Внук, куря и выпуская дым в приоткрытое окно, слушал старух и, встряхивая головой, поинтересовался:

– Так вы за этим, что ли, только и ездили? Делать, что ли, вам больше нечего?

– Дурак ты, Димка. Нехристь, что твой отец. Даром, что его в последний год, как церкву закрывали, и окрестили. Марксизьму он в институте обучает! И чему этот марксизьм учит – церкви только ломать? А господь любить учит. А у церкви нашей… – Она назидательно постучала Димку пальцем по плечу. – Вся родня твоя лежит. Семь колен, – я и не знаю, – может, и больше. И всех и крестили, и венчали, и отпевали там же. Всех. А тебе, Димка, все, видать, равно! Ты и деда, поди, уже не помнишь.

Димка пожал плечами.

– Да откуда я его помню, деда? Знаю только, что большой был, на коленке меня качал.

– Да, здоровый и добрый был, Митрий. Тебя-то Митрием по нему назвали. Да и родился ты перед Митриевской субботой, как и он, у вас один святой – Димитрий. Мать вот только твоя: Дима, Дима! А ты ведь Митька. Тот же Митька Бихтеев, как и дед твой.

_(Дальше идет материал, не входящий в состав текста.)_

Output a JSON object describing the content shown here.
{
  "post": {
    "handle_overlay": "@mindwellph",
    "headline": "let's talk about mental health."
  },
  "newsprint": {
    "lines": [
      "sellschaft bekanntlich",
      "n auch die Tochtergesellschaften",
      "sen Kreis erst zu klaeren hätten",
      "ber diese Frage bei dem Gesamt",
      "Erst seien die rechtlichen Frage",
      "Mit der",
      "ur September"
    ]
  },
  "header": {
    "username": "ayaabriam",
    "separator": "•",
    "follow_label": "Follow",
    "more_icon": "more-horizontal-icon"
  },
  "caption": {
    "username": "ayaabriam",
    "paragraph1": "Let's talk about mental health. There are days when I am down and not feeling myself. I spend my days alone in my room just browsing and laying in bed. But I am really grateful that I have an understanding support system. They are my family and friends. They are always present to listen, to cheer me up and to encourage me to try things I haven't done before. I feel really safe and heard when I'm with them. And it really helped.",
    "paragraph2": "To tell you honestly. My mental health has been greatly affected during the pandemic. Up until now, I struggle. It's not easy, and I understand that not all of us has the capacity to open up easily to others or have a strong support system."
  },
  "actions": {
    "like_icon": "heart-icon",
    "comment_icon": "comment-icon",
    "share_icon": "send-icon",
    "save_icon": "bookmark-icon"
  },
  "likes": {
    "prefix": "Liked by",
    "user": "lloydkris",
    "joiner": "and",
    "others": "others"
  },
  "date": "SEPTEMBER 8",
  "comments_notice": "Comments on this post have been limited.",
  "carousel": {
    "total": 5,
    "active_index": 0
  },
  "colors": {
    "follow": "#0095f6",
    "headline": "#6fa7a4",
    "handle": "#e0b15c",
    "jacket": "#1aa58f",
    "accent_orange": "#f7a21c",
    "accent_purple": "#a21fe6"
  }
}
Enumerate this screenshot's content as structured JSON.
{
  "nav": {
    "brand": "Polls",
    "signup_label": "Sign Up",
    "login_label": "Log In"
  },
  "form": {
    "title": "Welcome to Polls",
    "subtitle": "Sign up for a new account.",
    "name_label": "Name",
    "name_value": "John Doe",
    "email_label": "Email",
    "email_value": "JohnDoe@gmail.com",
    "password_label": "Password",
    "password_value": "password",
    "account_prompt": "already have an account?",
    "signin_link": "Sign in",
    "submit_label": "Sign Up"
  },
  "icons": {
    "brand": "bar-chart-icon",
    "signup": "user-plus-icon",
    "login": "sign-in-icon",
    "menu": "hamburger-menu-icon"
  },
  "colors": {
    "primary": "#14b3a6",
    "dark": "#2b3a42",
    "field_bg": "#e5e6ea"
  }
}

– Не Митька я, а Дима! В паспорте – Вадим.

– Господи! Да откуда ж ты Вадим, когда у нас сроду таких имен в родне не водилось. Тебя и в метрике Митрием записали.

– То, бабань, в метрике, а у меня теперь паспорт. А ты меня все: Митька, Митька! Приехали. Мне некогда, я назад поехал.

Как-то летом приезжали в село студенты. Два дня возле церкви ходили, обмеряли, записывали. Сначала расспрашивали у старух, что помнят, что знают о церкви.

– Помнить-то я ничего и не упомню, – говорила Гусиха, – знаю, что престольный праздник у нас на Николу вешнего, ярманка два раза была: на Николу и на Покров. А почему на Покров еще – кто его знает. Два престола в ней было. С той стороны маленькая пристройка была, ее еще до войны разорили. Коровник хотели строить: ломали – ломали, кирпич взять хотели, да и бросили, ни однова кирпича цельного не взяли.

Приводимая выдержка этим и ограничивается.